Any investment or investment activity to which this announcement relates is

available only to Relevant Persons and will be engaged in only with Relevant

Persons. Persons distributing this communication must satisfy themselves that it

is lawful to do so.

Matters discussed in this announcement may constitute forward-looking

statements. Forward-looking statements are statements that are not historical

facts and may be identified by words such as "anticipate", "believe",

"continue", "estimate", "expect", "intends", "may", "should", "will" and similar

expressions. The forward-looking statements in this release are based upon

various assumptions, many of which are based, in turn, upon further assumptions.

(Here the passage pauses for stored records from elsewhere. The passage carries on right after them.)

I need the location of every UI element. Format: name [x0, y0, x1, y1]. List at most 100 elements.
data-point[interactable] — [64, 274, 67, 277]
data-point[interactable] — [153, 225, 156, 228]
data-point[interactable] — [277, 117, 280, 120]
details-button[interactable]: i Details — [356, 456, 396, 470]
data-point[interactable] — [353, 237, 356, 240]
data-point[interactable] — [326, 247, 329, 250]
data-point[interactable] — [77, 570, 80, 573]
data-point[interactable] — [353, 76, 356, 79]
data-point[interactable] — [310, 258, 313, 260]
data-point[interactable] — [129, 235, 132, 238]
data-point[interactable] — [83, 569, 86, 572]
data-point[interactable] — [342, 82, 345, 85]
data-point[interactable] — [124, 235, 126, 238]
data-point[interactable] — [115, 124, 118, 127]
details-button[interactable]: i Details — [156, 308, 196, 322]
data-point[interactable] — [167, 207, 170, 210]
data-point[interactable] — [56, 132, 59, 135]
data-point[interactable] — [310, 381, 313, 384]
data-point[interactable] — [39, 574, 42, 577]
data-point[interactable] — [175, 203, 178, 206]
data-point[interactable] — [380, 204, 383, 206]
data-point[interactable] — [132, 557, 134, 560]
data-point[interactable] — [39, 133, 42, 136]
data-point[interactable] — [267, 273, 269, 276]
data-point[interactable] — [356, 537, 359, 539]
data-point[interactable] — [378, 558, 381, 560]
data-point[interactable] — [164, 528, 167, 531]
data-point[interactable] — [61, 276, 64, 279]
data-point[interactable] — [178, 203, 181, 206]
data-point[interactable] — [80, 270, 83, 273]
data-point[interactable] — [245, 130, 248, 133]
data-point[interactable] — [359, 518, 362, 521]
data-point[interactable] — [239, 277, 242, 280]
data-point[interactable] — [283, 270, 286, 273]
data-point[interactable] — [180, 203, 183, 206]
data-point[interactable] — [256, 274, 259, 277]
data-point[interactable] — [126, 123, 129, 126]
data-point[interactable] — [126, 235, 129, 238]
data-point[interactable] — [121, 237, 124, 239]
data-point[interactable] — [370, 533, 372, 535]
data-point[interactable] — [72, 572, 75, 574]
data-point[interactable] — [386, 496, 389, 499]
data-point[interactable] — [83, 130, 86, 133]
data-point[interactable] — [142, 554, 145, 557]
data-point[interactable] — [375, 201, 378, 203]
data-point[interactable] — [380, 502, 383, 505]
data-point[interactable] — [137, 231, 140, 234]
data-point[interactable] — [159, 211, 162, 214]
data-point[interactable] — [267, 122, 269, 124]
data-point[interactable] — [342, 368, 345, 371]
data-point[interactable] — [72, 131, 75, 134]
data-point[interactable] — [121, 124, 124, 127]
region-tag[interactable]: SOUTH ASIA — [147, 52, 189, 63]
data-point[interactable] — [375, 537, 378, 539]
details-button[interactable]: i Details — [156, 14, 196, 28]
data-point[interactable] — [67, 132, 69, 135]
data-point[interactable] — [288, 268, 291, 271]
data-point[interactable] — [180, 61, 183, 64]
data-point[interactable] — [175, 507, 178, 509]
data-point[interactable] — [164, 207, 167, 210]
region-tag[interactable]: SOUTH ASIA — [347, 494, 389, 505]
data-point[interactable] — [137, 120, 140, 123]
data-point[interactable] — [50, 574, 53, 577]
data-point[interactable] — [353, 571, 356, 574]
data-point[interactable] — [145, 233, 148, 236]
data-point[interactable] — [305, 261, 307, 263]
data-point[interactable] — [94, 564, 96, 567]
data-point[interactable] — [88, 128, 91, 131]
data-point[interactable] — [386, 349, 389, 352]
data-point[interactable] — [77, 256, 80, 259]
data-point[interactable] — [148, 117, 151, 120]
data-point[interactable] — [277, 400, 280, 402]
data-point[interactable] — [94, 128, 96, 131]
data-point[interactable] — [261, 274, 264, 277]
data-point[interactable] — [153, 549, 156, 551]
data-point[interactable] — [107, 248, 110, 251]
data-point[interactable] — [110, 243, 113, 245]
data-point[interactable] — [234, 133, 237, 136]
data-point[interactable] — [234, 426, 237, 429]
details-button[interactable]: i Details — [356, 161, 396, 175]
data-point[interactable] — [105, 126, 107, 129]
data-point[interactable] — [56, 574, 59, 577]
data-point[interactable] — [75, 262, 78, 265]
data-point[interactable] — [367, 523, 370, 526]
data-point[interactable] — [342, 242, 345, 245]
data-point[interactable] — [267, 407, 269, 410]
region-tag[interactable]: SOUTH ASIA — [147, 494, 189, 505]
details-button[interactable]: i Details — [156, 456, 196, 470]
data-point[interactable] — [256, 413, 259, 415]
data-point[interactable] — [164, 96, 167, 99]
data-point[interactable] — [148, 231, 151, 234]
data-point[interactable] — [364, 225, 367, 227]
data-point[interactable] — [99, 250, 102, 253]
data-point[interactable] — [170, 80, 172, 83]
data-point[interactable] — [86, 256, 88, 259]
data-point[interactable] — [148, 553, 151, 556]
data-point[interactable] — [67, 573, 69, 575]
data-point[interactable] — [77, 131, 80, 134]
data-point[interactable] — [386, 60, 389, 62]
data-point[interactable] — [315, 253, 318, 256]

Although the Company believes that these assumptions were reasonable when made,

these assumptions are inherently subject to significant known and unknown risks,

uncertainties, contingencies and other important factors which are difficult or

impossible to predict and are beyond its control. Such risks, uncertainties,

contingencies and other important factors could cause actual events to differ

materially from the expectations expressed or implied in this release by such

forward-looking statements. The information, opinions and forward-looking

statements contained in this announcement speak only as at its date, and are

subject to change without notice.

This announcement is for information purposes only and is not to be relied upon

in substitution for the exercise of independent judgment. It is not intended as

investment advice and under no circumstances is it to be used or considered as

an offer to sell, or a solicitation of an offer to buy any securities or a

recommendation to buy or sell any securities of the Company. Neither the

Managers nor any of their respective affiliates accepts any liability arising

from the use of this announcement.

The Company expressly disclaims any obligation or undertaking to update, review

or revise any statement contained in this announcement whether as a result of

new information, future developments or otherwise.

The distribution of this announcement and other information may be restricted by

law in certain jurisdictions. Persons into whose possession this announcement or

such other information should come are required to inform themselves about and

to observe any such restrictions.

This information is subject to the disclosure requirements pursuant to section

5-12 of the Norwegian Securities Trading Act.